Мама ополоснула доску, промокнула посудным полотенцем, снова положила на стол и вручила мне головку чеснока.
– Мелко нарежь восемь-девять зубчиков для фрикаделек. – Она поцеловала меня в макушку. – А я все голову ломала…
Я позвонила маме на следующий день после выкидыша, весь вечер перед тем мне пришлось наблюдать за скорбящим мужем. Когда я рассказала ей, она сразу же отозвалась: «Мне так жаль, Роуз». Затем в трубке послышались всхлипывания, мама тоже плакала.
Я задумалась, может, это мне стоило ей сопереживать? Сначала Люк, потом мама, но почему не я? Почему я сама ничего не чувствую, не плачу? Почему потеря беременности не казалась мне таким ударом?
– Что ж, один раз получилось, получится еще, – вот что сказала мама, прямо как Люк.
– Не знаю, хочу ли я этого, мам, – ответила я, и она замолчала. – Кажется, я чувствую облегчение.
И это была правда. Потом мама посоветовала подождать, ведь я могу передумать.
Так я и поступила. Время шло, я позволила Люку контролировать все – меня, мое тело. Но чем дальше, тем больше поведение мужа раздражало.
Я резала чеснок. Измельчила один зубчик, другой. И решила рассказать маме правду.
– После выкидыша Люк будто меня не замечает. Ему нужно только одно: чтобы я забеременела. Я долго позволяла ему вытворять все, что он хочет, а пару месяцев назад взяла и перестала. Говорю, ну, с меня хватит. – Я подняла голову. Мама замерла на полпути между плитой и столом. Она слегка кивнула в знак поддержки. – Мне не нужен ребенок, мама. Я даже сомневаюсь, нужен ли Люк. Возможно, я хочу развода. Прости, если разочаровала. Я этого не хотела.
Мама уперла руки в бока, зажмурилась на миг и вздохнула.
– Что ж, Роуз… – Она промокнула глаза краем фартука. – Не буду врать. Я разочарована. Просто надеялась, что у тебя будет ребенок. Надеялась на внука. Я всегда хотела внучат.
– Знаю, – прошептала я.
Мама разгладила фартук, усеянный маленькими красными брызгами от помидоров.
– Но самое главное для меня – твое счастье. Больно видеть тебя такой грустной и сердитой. Люк мне всегда нравился. Очень долго я думала, что вам хорошо вместе.
Я подумала: «Как же этот разговор отличается от того, который состоялся у нас в пляжном домике, когда мама сказала, что из меня выйдет хорошая мать. С тех пор все так изменилось. Мы с Люком прошли путь от шаткой надежды до ярости и отчаяния. Непреодолимое, как мне казалось, расстояние».
– Может, еще получится все наладить, – вздохнула мама. – Если ты скажешь ему просто оставить все как есть. Что у вас не будет детей – тогда, возможно, вы сумеете договориться.
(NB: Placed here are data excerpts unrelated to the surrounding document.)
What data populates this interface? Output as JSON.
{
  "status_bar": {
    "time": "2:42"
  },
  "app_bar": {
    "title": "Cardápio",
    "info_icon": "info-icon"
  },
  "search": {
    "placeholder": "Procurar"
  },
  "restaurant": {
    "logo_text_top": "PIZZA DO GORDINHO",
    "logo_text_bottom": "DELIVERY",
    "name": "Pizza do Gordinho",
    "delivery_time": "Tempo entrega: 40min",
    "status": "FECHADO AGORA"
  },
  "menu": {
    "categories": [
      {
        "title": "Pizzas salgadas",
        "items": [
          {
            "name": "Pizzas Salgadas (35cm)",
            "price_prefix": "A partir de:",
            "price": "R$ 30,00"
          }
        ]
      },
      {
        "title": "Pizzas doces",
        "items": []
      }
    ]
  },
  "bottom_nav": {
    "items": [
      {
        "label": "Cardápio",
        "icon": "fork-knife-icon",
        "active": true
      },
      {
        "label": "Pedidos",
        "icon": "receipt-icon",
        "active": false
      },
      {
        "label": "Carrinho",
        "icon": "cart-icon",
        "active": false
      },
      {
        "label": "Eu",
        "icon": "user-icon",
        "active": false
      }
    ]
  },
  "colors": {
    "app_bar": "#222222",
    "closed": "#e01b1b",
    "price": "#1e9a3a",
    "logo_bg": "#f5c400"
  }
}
Я встала, высыпала чеснок в широкую металлическую миску с панировочными сухарями, пармезаном, зеленью, в которой мы собирались смешивать фрикадельки. И попыталась решить, хватит ли у меня смелости объяснить маме, что именно со мной происходит.
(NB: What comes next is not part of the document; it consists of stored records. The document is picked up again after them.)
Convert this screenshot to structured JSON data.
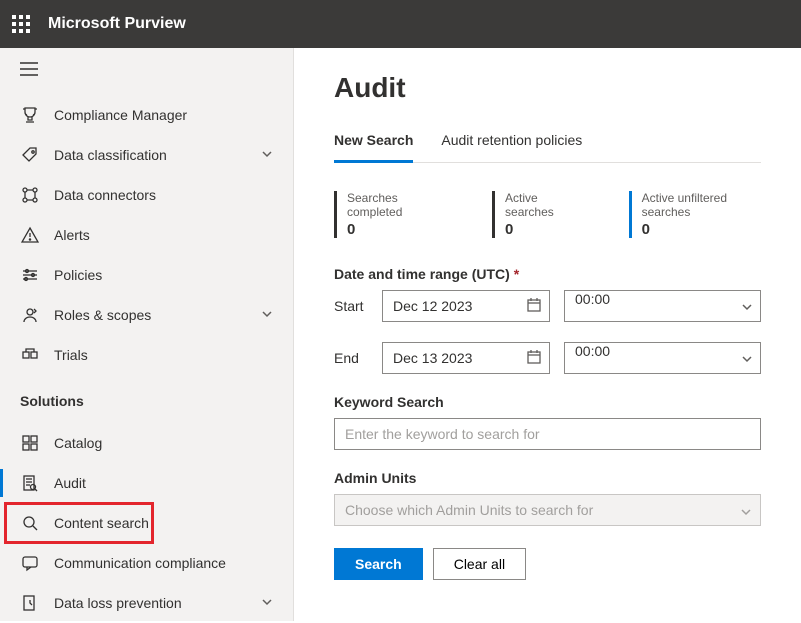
{
  "header": {
    "product": "Microsoft Purview"
  },
  "sidebar": {
    "top_items": [
      {
        "label": "Compliance Manager",
        "icon": "trophy",
        "expandable": false
      },
      {
        "label": "Data classification",
        "icon": "tag",
        "expandable": true
      },
      {
        "label": "Data connectors",
        "icon": "connector",
        "expandable": false
      },
      {
        "label": "Alerts",
        "icon": "alert",
        "expandable": false
      },
      {
        "label": "Policies",
        "icon": "policies",
        "expandable": false
      },
      {
        "label": "Roles & scopes",
        "icon": "roles",
        "expandable": true
      },
      {
        "label": "Trials",
        "icon": "trials",
        "expandable": false
      }
    ],
    "section_header": "Solutions",
    "solution_items": [
      {
        "label": "Catalog",
        "icon": "catalog",
        "expandable": false
      },
      {
        "label": "Audit",
        "icon": "audit",
        "expandable": false,
        "active": true
      },
      {
        "label": "Content search",
        "icon": "search",
        "expandable": false
      },
      {
        "label": "Communication compliance",
        "icon": "comm",
        "expandable": false
      },
      {
        "label": "Data loss prevention",
        "icon": "dlp",
        "expandable": true
      }
    ]
  },
  "main": {
    "title": "Audit",
    "tabs": [
      {
        "label": "New Search",
        "active": true
      },
      {
        "label": "Audit retention policies",
        "active": false
      }
    ],
    "stats": [
      {
        "label": "Searches completed",
        "value": "0",
        "accent": false
      },
      {
        "label": "Active searches",
        "value": "0",
        "accent": false
      },
      {
        "label": "Active unfiltered searches",
        "value": "0",
        "accent": true
      }
    ],
    "date_range_label": "Date and time range (UTC)",
    "start_label": "Start",
    "end_label": "End",
    "start_date": "Dec 12 2023",
    "start_time": "00:00",
    "end_date": "Dec 13 2023",
    "end_time": "00:00",
    "keyword_label": "Keyword Search",
    "keyword_placeholder": "Enter the keyword to search for",
    "admin_units_label": "Admin Units",
    "admin_units_placeholder": "Choose which Admin Units to search for",
    "search_btn": "Search",
    "clear_btn": "Clear all"
  }
}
– Роуз, отказать Люку – нормально. Тебе нужно сказать ему: хватит. Ребенок ничего не исправит. «Я пыталась и ничего не вышло» – так и говори.
– Я жалею обо всем, мама. – Я уставилась в миску. – Надо было давно отпустить Люка, пока не дошло до точки.
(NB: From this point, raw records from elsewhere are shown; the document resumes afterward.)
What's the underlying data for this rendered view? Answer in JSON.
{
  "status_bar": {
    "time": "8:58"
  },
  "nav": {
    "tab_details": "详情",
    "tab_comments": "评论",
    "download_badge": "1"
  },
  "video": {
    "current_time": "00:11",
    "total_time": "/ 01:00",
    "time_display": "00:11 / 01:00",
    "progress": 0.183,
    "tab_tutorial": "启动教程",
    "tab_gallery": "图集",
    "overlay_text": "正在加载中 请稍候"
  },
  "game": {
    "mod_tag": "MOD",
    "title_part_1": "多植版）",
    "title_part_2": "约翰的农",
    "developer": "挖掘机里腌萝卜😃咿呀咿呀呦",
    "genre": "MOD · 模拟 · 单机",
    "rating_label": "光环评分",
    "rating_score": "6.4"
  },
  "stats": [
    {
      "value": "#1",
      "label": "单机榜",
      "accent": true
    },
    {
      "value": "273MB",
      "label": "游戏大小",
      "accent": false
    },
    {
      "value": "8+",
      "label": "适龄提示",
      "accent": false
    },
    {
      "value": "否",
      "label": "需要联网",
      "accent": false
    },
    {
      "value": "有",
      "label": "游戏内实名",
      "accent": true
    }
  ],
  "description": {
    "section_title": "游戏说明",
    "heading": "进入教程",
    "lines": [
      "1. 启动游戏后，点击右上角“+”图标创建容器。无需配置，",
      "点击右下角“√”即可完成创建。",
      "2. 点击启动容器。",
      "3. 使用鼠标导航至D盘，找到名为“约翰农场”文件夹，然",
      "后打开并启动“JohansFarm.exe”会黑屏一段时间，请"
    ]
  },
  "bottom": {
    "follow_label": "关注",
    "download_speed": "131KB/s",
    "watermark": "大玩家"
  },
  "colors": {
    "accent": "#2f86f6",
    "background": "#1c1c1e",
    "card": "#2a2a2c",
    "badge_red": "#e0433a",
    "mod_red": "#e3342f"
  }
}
– До точки? До какой еще точки?
Я повернулась к ней, решив признаться.
– А что, если я беременна?
Мама ахнула. Подошла к плите, резко помешала соус, немного жижи выплеснулось на столешницу.
Мама не отводила взгляд от кастрюли.
– А ты беременна?
Я промолчала.
Да. Я была беременна.
Я забеременела в последний раз, когда мы с Люком занимались сексом, в тот день, когда я отказалась пойти к репродуктологу. С тех пор мы с мужем почти не разговаривали. Какая ирония! Я пообещала себе, что не стану заниматься сексом, пока этого не захочу, и вскоре с грустью поняла: возможно, желание не вернется никогда. Я была совершенно уверена: моя страсть сгинула навеки.